How to choose the best probabilistic formalism for various types of analyses? There are many probabilistic models out there. Colored stochastic Petri nets are very useful for representing complex simulation models of business processes, but can only be analyzed via simulation, and often do not enable insights as they become a bit like black-box models (with numerous parameters and configurations). On the other hand, Markovian queueing and Petri net models (such as Jackson networks, and stochastic Petri nets) can be analyzed via applied probability in closed-form, without requiring simulation (for many of the KPIs). These models make multiple simplifying assumptions to enable very simple yet impactful insights. However, there is the question of: is there more out there? Are there models that are more complex than the Markovian families, but can still be used in process mining to drive insights without resorting to simulation?

In a recent research thread, together with Marco Montali, we look at recent developments in queueing theory, which we would like to connect to process mining, and see if we can perform data-driven scheduling and solve other optimization problems that are highly relevant for object-centric process mining. I think that these three threads (among many others), would be very cool directions that the community could tackle in the years to come. I certainly intend to do so :)

A few words on ICPM 2023 as a PC Chair? Any news, whispers, or suggestions to prospective authors...?

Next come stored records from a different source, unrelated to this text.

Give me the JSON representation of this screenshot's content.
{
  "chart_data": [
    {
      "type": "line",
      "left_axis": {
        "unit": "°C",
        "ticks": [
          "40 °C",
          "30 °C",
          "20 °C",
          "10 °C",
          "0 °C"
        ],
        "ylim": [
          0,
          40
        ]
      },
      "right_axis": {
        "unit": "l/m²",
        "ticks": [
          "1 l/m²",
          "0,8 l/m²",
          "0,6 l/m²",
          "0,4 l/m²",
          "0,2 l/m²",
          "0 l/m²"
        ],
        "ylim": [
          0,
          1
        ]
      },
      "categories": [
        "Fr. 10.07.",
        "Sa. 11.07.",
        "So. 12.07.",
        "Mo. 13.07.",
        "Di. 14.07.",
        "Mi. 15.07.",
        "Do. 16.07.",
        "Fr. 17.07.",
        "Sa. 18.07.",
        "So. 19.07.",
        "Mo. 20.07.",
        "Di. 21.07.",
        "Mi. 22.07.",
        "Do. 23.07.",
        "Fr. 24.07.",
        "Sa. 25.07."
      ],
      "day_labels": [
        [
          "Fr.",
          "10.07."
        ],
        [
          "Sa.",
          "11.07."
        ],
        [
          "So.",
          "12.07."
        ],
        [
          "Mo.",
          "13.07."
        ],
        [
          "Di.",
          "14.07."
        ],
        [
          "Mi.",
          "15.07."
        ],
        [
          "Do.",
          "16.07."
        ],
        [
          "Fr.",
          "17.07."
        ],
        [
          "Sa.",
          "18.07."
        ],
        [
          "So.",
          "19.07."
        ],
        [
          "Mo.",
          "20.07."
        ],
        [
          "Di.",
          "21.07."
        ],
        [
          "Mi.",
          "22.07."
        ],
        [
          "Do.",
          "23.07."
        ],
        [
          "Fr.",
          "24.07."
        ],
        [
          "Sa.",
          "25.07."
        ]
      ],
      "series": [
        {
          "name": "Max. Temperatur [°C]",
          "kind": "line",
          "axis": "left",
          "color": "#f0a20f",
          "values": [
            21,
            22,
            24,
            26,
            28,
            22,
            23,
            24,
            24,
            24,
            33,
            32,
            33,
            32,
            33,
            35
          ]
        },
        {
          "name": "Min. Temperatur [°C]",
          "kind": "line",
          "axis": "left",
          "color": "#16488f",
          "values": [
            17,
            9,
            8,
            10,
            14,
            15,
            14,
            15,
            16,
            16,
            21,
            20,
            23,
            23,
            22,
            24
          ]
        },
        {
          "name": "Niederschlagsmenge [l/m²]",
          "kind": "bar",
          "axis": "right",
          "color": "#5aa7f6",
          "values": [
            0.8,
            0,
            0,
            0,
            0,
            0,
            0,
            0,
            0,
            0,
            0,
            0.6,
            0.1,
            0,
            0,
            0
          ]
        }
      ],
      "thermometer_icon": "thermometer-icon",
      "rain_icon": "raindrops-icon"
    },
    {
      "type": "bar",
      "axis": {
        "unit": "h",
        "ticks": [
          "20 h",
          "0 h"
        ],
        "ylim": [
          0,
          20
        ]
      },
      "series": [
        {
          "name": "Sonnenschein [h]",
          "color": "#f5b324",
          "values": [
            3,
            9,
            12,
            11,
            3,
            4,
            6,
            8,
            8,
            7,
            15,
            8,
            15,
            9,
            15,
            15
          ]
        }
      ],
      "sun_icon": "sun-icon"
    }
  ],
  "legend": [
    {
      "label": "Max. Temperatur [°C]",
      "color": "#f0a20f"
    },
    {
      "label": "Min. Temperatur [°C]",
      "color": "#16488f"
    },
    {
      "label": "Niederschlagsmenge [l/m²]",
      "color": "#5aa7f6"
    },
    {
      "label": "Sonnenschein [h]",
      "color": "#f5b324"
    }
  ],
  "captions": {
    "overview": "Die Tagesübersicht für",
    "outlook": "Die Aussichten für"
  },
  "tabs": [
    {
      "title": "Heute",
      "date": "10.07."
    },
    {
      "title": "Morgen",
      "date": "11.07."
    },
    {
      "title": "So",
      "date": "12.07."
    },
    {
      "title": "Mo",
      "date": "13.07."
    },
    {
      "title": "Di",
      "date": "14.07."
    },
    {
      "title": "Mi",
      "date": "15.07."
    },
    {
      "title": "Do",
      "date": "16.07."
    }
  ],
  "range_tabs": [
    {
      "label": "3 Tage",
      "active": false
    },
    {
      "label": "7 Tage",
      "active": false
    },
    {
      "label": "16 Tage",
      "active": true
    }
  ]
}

Please let me start by saying that I am very grateful for the exciting opportunity to serve the community as a PC Chair for this year’s ICPM edition. I am extremely lucky to have Stefanie and Jorge next to me. With them as co-PC Chairs, and with Claudio and Andrea as our general chairs, I feel very confident that this year’s ICPM will be a huge success (not speaking of the fact that it is in Rome, the cradle of civilization as we know it). The call for papers is already out for quite some time now, and we are hoping that the talented researchers in our community are already making plans and advancing the state of the art towards the deadline (June 13, 2023 for papers; abstracts are as usual, one week earlier). We expect to receive high-quality submissions, and of course, only the most-fit will survive the careful selection process. We have top-notch members in our program committee, with several new faces joining, who will diligently and objectively assess the papers, and select only the best of breed. I am confident that the scientific program will be a blast, especially with so much happening in the industry, and informing us, the researchers, with novel use cases and ideas.

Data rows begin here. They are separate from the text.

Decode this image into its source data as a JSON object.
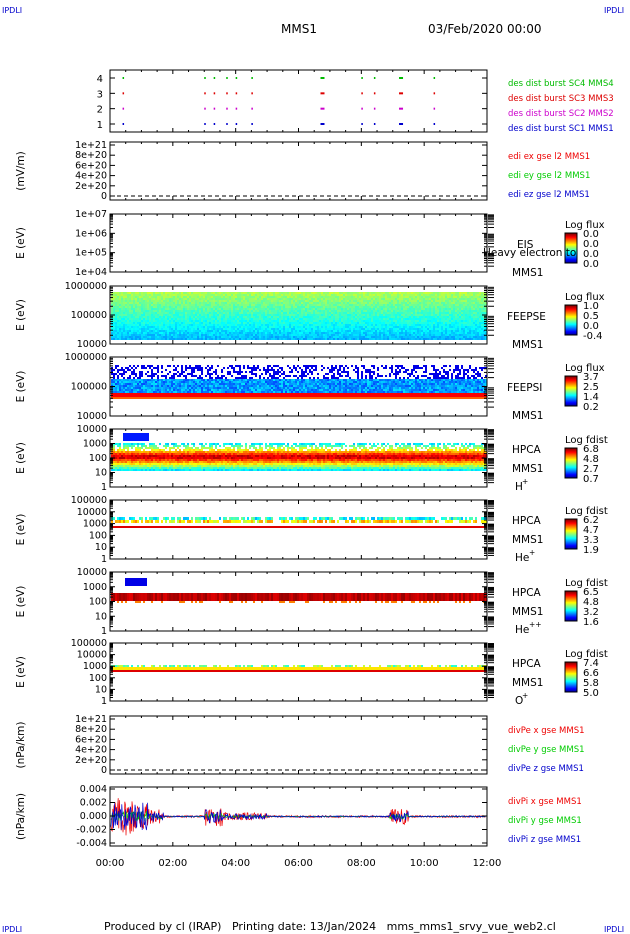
{
  "header": {
    "corner_left_top": "IPDLI",
    "corner_right_top": "IPDLI",
    "corner_left_bottom": "IPDLI",
    "corner_right_bottom": "IPDLI",
    "spacecraft": "MMS1",
    "date": "03/Feb/2020 00:00"
  },
  "footer": {
    "producer": "Produced by cl (IRAP)",
    "printing": "Printing date: 13/Jan/2024",
    "script": "mms_mms1_srvy_vue_web2.cl"
  },
  "colors": {
    "mms1": "#0000cc",
    "mms2": "#cc00cc",
    "mms3": "#dd0000",
    "mms4": "#00bb00",
    "x": "#ee0000",
    "y": "#00cc00",
    "z": "#0000cc"
  },
  "chart_data": {
    "type": "multi-panel time series",
    "x_tick_labels": [
      "00:00",
      "02:00",
      "04:00",
      "06:00",
      "08:00",
      "10:00",
      "12:00"
    ],
    "x_range_hours": [
      0,
      12
    ],
    "panels": [
      {
        "id": "burst",
        "type": "event",
        "ylabel": "",
        "yticks": [
          "4",
          "3",
          "2",
          "1"
        ],
        "series": [
          {
            "name": "des dist burst SC1 MMS1",
            "color": "#0000cc",
            "level": 1
          },
          {
            "name": "des dist burst SC2 MMS2",
            "color": "#cc00cc",
            "level": 2
          },
          {
            "name": "des dist burst SC3 MMS3",
            "color": "#dd0000",
            "level": 3
          },
          {
            "name": "des dist burst SC4 MMS4",
            "color": "#00bb00",
            "level": 4
          }
        ],
        "event_times_hours": [
          0.4,
          3.0,
          3.3,
          3.7,
          4.0,
          4.5,
          6.7,
          8.0,
          8.4,
          9.2,
          10.3
        ]
      },
      {
        "id": "edi",
        "type": "line",
        "ylabel": "(mV/m)",
        "yticks": [
          "1e+21",
          "8e+20",
          "6e+20",
          "4e+20",
          "2e+20",
          "0"
        ],
        "series": [
          {
            "name": "edi ex gse l2 MMS1",
            "color": "#ee0000"
          },
          {
            "name": "edi ey gse l2 MMS1",
            "color": "#00cc00"
          },
          {
            "name": "edi ez gse l2 MMS1",
            "color": "#0000cc"
          }
        ]
      },
      {
        "id": "eis",
        "type": "heatmap",
        "ylabel": "E (eV)",
        "yticks": [
          "1e+07",
          "1e+06",
          "1e+05",
          "1e+04"
        ],
        "instrument": "EIS",
        "sc": "MMS1",
        "overlay_text": "Heavy electron to",
        "colorbar": {
          "title": "Log flux",
          "ticks": [
            "0.0",
            "0.0",
            "0.0",
            "0.0"
          ]
        },
        "band": null
      },
      {
        "id": "feepse",
        "type": "heatmap",
        "ylabel": "E (eV)",
        "yticks": [
          "1000000",
          "100000",
          "10000"
        ],
        "instrument": "FEEPSE",
        "sc": "MMS1",
        "colorbar": {
          "title": "Log flux",
          "ticks": [
            "1.0",
            "0.5",
            "0.0",
            "-0.4"
          ]
        },
        "band": {
          "kind": "feepse"
        }
      },
      {
        "id": "feepsi",
        "type": "heatmap",
        "ylabel": "E (eV)",
        "yticks": [
          "1000000",
          "100000",
          "10000"
        ],
        "instrument": "FEEPSI",
        "sc": "MMS1",
        "colorbar": {
          "title": "Log flux",
          "ticks": [
            "3.7",
            "2.5",
            "1.4",
            "0.2"
          ]
        },
        "band": {
          "kind": "feepsi"
        }
      },
      {
        "id": "hpca_h",
        "type": "heatmap",
        "ylabel": "E (eV)",
        "yticks": [
          "10000",
          "1000",
          "100",
          "10",
          "1"
        ],
        "instrument": "HPCA",
        "sc": "MMS1",
        "species": "H",
        "species_sup": "+",
        "colorbar": {
          "title": "Log fdist",
          "ticks": [
            "6.8",
            "4.8",
            "2.7",
            "0.7"
          ]
        },
        "band": {
          "kind": "hpca_h"
        }
      },
      {
        "id": "hpca_he",
        "type": "heatmap",
        "ylabel": "E (eV)",
        "yticks": [
          "100000",
          "10000",
          "1000",
          "100",
          "10",
          "1"
        ],
        "instrument": "HPCA",
        "sc": "MMS1",
        "species": "He",
        "species_sup": "+",
        "colorbar": {
          "title": "Log fdist",
          "ticks": [
            "6.2",
            "4.7",
            "3.3",
            "1.9"
          ]
        },
        "band": {
          "kind": "hpca_he"
        }
      },
      {
        "id": "hpca_hepp",
        "type": "heatmap",
        "ylabel": "E (eV)",
        "yticks": [
          "10000",
          "1000",
          "100",
          "10",
          "1"
        ],
        "instrument": "HPCA",
        "sc": "MMS1",
        "species": "He",
        "species_sup": "++",
        "colorbar": {
          "title": "Log fdist",
          "ticks": [
            "6.5",
            "4.8",
            "3.2",
            "1.6"
          ]
        },
        "band": {
          "kind": "hpca_hepp"
        }
      },
      {
        "id": "hpca_o",
        "type": "heatmap",
        "ylabel": "E (eV)",
        "yticks": [
          "100000",
          "10000",
          "1000",
          "100",
          "10",
          "1"
        ],
        "instrument": "HPCA",
        "sc": "MMS1",
        "species": "O",
        "species_sup": "+",
        "colorbar": {
          "title": "Log fdist",
          "ticks": [
            "7.4",
            "6.6",
            "5.8",
            "5.0"
          ]
        },
        "band": {
          "kind": "hpca_o"
        }
      },
      {
        "id": "divpe",
        "type": "line",
        "ylabel": "(nPa/km)",
        "yticks": [
          "1e+21",
          "8e+20",
          "6e+20",
          "4e+20",
          "2e+20",
          "0"
        ],
        "series": [
          {
            "name": "divPe x gse MMS1",
            "color": "#ee0000"
          },
          {
            "name": "divPe y gse MMS1",
            "color": "#00cc00"
          },
          {
            "name": "divPe z gse MMS1",
            "color": "#0000cc"
          }
        ]
      },
      {
        "id": "divpi",
        "type": "line",
        "ylabel": "(nPa/km)",
        "yticks": [
          "0.004",
          "0.002",
          "0.000",
          "-0.002",
          "-0.004"
        ],
        "ylim": [
          -0.0045,
          0.0045
        ],
        "series": [
          {
            "name": "divPi x gse MMS1",
            "color": "#ee0000"
          },
          {
            "name": "divPi y gse MMS1",
            "color": "#00cc00"
          },
          {
            "name": "divPi z gse MMS1",
            "color": "#0000cc"
          }
        ]
      }
    ]
  }
}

My suggestion to the authors –and this is purely my take on PM research– is to try and lay down the foundations of your approach in a well-formed and (ideally) well-defined fashion. It is nice when your approach can solve a practical problem, but one would also want to know how the method works, conceptually (not only that it works), what could be an alternative to what you are proposing, and why these other alternatives did not work. Often the difference between research and engineering is that engineering provides a single path that solves the problem, while research explores multiple paths, focuses on one of them, and explains why it is the best to follow. This research-driven selection process allows us to learn, generalize, and expand the body of knowledge. It’s not that the next predictive monitoring method is unimportant, but if it works well, we want to know why, and we want to know what did not work as well as your method, while you were developing it. We want to know what we can learn from your paper, beyond the (important yet less informative) 5% improvement in the RMSE on BPIC2017 :)

Good luck to all the authors, and as I said, I am sure that we will have a fantastic ICPM edition in Rome!